Je précise avant toute chose que le test a été effectué sur une PS4 standard, ni Slim, ni Pro.
 


Contenu de la boite et finition

Commençons par le commencement, sans trop nous attarder sur cette partie que tout le monde peut déjà apprécier à l’aide des nombreuses images disponibles sur Internet.

La boite contient donc de nombreux câbles, notamment HDMI, un boitier permettant un surplus de puissance, une paire d’écouteurs équipée d’un micro, et, bien entendu, le casque.

Le boîtier s’avère être le cœur de l'installation. Il conviendra donc de le brancher entre la console et le téléviseur, mais également d’y relier le casque via deux câbles HDMI, un pour chaque écran du PSVR. Ce dernier est quant à lui équipé d’un port jack 3.5 mm (celui-là même que l’on retrouve sur la plupart des smartphones actuels).
Une fois branché à une prise secteur, un voyant rouge nous rappelle gentiment que l’on ne peut pas couper l’alimentation du boîtier, qui consommera donc de l’électricité tant qu'il sera branché, que la console soit démarrée ou pas.

 

Il est d’ailleurs important de préciser que s’il est possible de laisser son téléviseur allumé pour utiliser le PSVR, ce n’est en aucun cas une obligation.
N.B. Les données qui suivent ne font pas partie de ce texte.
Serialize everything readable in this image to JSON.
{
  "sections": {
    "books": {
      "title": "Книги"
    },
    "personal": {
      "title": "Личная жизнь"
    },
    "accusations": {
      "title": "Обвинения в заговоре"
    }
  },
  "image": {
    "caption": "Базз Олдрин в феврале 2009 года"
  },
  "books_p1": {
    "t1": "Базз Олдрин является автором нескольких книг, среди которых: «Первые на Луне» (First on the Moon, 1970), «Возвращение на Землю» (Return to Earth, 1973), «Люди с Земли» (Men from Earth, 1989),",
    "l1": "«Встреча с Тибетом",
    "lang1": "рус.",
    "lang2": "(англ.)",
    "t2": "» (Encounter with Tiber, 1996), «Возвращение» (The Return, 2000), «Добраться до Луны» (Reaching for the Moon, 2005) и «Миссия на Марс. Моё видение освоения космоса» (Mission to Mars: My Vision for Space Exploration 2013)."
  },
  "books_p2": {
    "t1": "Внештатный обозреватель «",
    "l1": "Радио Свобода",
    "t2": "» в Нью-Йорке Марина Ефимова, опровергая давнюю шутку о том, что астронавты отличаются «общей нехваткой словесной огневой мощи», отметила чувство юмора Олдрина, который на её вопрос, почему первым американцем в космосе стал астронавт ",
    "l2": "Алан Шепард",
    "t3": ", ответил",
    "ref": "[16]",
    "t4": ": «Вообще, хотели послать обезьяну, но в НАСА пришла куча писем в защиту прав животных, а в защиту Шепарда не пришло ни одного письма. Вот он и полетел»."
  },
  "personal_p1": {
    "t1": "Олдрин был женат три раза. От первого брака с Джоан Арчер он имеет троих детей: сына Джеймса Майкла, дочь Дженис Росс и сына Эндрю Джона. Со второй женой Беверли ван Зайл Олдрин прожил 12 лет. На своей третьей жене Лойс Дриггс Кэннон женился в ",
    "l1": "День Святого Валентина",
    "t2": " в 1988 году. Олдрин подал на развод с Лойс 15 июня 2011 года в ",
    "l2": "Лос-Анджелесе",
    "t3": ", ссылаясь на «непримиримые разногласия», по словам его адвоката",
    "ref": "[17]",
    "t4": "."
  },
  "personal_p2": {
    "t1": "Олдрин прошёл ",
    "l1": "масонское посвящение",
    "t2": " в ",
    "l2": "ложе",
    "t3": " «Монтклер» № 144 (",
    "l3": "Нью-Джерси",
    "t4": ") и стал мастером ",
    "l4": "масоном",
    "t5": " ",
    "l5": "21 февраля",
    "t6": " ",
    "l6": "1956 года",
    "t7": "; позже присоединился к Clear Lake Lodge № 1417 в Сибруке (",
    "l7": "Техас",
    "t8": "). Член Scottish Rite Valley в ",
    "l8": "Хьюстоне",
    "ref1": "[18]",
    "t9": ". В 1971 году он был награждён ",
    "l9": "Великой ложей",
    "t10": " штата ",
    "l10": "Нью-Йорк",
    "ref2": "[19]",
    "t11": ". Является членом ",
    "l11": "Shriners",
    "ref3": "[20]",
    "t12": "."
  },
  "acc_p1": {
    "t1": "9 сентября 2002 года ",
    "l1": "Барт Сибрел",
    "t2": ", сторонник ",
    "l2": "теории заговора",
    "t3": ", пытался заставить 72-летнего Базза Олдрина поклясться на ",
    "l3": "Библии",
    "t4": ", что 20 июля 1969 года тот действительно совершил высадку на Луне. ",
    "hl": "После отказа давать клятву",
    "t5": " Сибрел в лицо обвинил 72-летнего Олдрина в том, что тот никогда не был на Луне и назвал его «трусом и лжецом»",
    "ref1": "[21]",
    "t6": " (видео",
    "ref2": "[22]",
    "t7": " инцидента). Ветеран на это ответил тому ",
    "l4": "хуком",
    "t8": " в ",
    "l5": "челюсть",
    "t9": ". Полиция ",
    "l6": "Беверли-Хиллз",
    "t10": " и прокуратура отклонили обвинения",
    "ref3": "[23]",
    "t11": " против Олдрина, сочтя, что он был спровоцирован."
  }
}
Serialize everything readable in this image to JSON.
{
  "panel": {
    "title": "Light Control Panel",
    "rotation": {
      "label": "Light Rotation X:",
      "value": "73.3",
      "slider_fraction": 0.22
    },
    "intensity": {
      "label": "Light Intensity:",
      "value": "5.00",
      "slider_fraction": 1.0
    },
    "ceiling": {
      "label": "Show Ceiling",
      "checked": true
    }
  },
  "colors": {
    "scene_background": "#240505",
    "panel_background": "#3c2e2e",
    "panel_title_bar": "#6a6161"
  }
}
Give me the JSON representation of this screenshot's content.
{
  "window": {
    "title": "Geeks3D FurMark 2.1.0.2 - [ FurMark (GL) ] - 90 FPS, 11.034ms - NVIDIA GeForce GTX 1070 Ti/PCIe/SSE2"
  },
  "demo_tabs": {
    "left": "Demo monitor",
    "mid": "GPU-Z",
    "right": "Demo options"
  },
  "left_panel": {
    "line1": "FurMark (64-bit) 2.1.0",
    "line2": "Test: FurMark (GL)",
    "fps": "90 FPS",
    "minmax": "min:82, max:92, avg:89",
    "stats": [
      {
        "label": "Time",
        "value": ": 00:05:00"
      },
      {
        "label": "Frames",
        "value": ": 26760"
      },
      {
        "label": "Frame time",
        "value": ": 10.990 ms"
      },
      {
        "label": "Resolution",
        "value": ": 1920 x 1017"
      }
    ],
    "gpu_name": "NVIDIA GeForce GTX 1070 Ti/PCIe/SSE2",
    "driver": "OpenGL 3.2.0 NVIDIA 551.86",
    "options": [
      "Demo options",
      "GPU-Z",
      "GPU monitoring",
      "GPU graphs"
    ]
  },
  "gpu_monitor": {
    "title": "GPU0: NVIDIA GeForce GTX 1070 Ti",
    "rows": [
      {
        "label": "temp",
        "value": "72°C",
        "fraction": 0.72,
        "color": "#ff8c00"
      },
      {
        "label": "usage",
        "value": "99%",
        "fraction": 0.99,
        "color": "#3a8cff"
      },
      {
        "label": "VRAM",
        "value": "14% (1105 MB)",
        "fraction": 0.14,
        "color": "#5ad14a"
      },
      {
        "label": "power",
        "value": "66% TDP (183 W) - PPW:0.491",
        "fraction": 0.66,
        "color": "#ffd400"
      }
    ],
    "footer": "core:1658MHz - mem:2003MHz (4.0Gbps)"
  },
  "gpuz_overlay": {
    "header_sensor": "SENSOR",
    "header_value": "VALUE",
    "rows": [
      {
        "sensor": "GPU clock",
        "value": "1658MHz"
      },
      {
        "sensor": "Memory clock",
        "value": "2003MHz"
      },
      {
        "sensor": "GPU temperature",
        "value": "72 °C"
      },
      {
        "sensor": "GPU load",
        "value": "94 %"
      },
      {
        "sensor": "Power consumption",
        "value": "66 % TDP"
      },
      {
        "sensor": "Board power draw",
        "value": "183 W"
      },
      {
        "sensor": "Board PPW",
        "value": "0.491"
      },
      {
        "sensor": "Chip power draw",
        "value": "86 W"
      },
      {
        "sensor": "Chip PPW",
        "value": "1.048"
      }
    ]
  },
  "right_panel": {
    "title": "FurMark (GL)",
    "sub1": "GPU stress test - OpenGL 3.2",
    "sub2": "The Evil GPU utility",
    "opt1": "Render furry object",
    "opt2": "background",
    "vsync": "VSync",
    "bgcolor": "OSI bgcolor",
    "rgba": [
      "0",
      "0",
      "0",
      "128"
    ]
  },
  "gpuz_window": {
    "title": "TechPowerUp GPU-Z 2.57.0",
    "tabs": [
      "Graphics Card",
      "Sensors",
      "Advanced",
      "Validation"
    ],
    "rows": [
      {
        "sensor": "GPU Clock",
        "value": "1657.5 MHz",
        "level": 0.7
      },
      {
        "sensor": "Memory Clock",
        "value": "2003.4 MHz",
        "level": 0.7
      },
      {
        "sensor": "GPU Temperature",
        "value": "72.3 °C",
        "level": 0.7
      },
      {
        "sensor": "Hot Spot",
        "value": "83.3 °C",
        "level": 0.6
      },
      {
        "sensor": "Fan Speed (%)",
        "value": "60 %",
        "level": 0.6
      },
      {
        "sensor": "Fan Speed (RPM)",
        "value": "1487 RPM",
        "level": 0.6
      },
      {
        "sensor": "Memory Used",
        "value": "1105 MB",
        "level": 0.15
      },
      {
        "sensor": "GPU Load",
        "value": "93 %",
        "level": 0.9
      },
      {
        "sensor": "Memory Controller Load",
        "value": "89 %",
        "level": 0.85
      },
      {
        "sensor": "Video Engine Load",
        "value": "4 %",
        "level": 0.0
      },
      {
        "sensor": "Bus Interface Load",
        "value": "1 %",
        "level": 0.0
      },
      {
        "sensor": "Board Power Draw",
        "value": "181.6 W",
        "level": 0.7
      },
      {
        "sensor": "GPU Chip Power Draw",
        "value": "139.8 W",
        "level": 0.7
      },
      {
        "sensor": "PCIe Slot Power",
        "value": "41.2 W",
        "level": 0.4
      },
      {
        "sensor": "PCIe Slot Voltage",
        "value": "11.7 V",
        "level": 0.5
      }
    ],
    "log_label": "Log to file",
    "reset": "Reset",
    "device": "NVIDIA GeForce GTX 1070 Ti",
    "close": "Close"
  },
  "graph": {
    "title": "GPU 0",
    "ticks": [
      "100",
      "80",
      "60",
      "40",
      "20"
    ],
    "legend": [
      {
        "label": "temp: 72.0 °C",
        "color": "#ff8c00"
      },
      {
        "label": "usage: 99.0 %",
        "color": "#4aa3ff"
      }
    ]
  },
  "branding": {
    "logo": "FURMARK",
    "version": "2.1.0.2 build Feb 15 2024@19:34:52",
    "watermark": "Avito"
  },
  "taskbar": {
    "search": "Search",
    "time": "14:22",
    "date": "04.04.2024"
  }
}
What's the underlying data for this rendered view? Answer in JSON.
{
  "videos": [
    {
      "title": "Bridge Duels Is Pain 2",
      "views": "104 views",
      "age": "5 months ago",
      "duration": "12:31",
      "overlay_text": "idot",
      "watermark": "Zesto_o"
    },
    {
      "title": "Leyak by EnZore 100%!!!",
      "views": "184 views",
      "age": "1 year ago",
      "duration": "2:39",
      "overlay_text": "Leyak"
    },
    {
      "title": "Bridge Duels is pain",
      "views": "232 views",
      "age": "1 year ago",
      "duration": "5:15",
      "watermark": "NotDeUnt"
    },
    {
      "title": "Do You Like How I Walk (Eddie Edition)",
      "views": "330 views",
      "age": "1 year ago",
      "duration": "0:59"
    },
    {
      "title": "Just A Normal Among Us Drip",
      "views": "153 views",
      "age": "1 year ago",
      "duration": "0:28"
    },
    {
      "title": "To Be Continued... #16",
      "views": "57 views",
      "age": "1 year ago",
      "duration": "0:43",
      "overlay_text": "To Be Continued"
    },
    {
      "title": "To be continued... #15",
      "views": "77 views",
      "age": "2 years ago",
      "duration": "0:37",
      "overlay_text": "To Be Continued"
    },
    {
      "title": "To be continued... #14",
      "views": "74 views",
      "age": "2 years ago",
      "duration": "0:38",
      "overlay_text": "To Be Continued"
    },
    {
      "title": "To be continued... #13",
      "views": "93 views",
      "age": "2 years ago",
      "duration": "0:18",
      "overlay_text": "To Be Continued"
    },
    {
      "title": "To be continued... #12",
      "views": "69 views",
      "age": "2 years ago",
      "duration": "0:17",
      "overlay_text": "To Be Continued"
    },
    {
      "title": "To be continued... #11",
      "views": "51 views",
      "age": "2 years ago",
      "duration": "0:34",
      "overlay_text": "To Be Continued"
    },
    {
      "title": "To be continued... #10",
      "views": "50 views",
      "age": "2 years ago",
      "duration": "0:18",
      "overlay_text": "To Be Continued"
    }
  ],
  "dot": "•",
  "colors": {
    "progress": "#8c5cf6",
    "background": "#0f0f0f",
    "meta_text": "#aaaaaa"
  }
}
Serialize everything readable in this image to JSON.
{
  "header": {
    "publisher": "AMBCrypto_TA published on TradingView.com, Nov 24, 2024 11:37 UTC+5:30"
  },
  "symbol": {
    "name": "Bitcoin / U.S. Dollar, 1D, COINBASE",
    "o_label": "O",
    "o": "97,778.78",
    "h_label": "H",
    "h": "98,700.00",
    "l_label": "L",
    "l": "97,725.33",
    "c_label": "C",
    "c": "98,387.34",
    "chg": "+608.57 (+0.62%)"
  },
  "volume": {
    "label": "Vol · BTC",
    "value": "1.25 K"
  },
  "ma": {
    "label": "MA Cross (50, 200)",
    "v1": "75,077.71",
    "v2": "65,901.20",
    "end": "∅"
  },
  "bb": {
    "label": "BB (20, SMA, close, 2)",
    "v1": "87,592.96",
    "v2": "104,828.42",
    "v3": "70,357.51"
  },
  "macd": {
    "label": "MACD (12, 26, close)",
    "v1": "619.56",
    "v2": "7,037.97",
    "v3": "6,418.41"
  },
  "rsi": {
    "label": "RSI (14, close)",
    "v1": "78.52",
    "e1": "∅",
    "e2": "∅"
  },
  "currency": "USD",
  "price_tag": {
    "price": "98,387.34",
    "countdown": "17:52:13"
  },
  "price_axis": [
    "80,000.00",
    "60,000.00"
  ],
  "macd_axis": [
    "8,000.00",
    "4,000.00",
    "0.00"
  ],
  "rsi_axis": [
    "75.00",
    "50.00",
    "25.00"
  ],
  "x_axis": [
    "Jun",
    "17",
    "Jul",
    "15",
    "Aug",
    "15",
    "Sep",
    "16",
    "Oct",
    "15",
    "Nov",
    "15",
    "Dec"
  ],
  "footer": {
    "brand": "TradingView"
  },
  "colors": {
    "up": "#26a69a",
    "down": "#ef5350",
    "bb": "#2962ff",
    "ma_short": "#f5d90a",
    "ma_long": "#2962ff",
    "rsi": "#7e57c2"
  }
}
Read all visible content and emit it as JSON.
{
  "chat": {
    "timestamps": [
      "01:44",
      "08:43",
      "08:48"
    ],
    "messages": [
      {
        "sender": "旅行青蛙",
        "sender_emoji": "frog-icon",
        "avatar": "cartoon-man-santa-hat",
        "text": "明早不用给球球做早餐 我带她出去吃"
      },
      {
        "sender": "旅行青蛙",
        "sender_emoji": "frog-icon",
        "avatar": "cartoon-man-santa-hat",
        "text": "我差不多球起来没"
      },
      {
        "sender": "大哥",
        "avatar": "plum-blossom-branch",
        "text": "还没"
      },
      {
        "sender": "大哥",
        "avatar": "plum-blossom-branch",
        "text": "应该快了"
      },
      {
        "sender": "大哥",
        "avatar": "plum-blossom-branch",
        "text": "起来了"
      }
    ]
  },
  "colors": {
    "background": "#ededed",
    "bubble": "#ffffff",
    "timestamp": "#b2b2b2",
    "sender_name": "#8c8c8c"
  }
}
Il est ainsi tout à fait possible de jouer pendant que quelqu’un d’autre regarde la télévision.

Au niveau des câbles, on appréciera la présence de trois câbles HDMI, évitant donc à l’acheteur de rajouter quelques euros pour pouvoir relier le boîtier à son téléviseur.

Puisque le sujet est abordé, allons jusqu’au bout : en plus des quatre câbles HDMI reliés au boîtier (un vers la PS4, un vers le téléviseur, deux vers le PSVR), il faut compter la prise secteur et un câble USB à brancher sur la PS4. Même si cela représente un certain nombre de fils à connecter, la notice s’avère suffisamment claire pour ne pas perdre l’utilisateur en route.

 

Notons aussi que les câbles sont suffisamment longs pour pouvoir s’éloigner de la PlayStation Camera et se déplacer (les déplacements pouvant être pris en compte dans les jeux).

Pour ce qui est du casque à proprement parler, le plastique s'avère être de bonne qualité et la mousse intérieure est confortable pour pouvoir le porter plusieurs heures d'affilée sans sentir de gêne particulière. Il est également suffisamment léger pour ne pas fatiguer le joueur sur la durée.
On pourra toutefois lui reprocher de ne pas pouvoir enlever uniquement la visière (là où se trouvent les écrans), forçant donc à enlever le casque entier pour consulter son téléphone, allumer la lumière, ou tout simplement attraper sa manette si on l’a perdue !
Autre reproche qui peut rebuter : le casque étant tenu par le haut du crâne, il subsiste forcément du jour en dessous des yeux. L’Oculus Rift et le HTC Vive, avec leur serre-tête, sont mieux finis et plus immersifs sur ce point.
Pour ce qui est du design, je vous laisse apprécier le PSVR comme il l’entend, puisqu’il s’agit uniquement d’une histoire de goût.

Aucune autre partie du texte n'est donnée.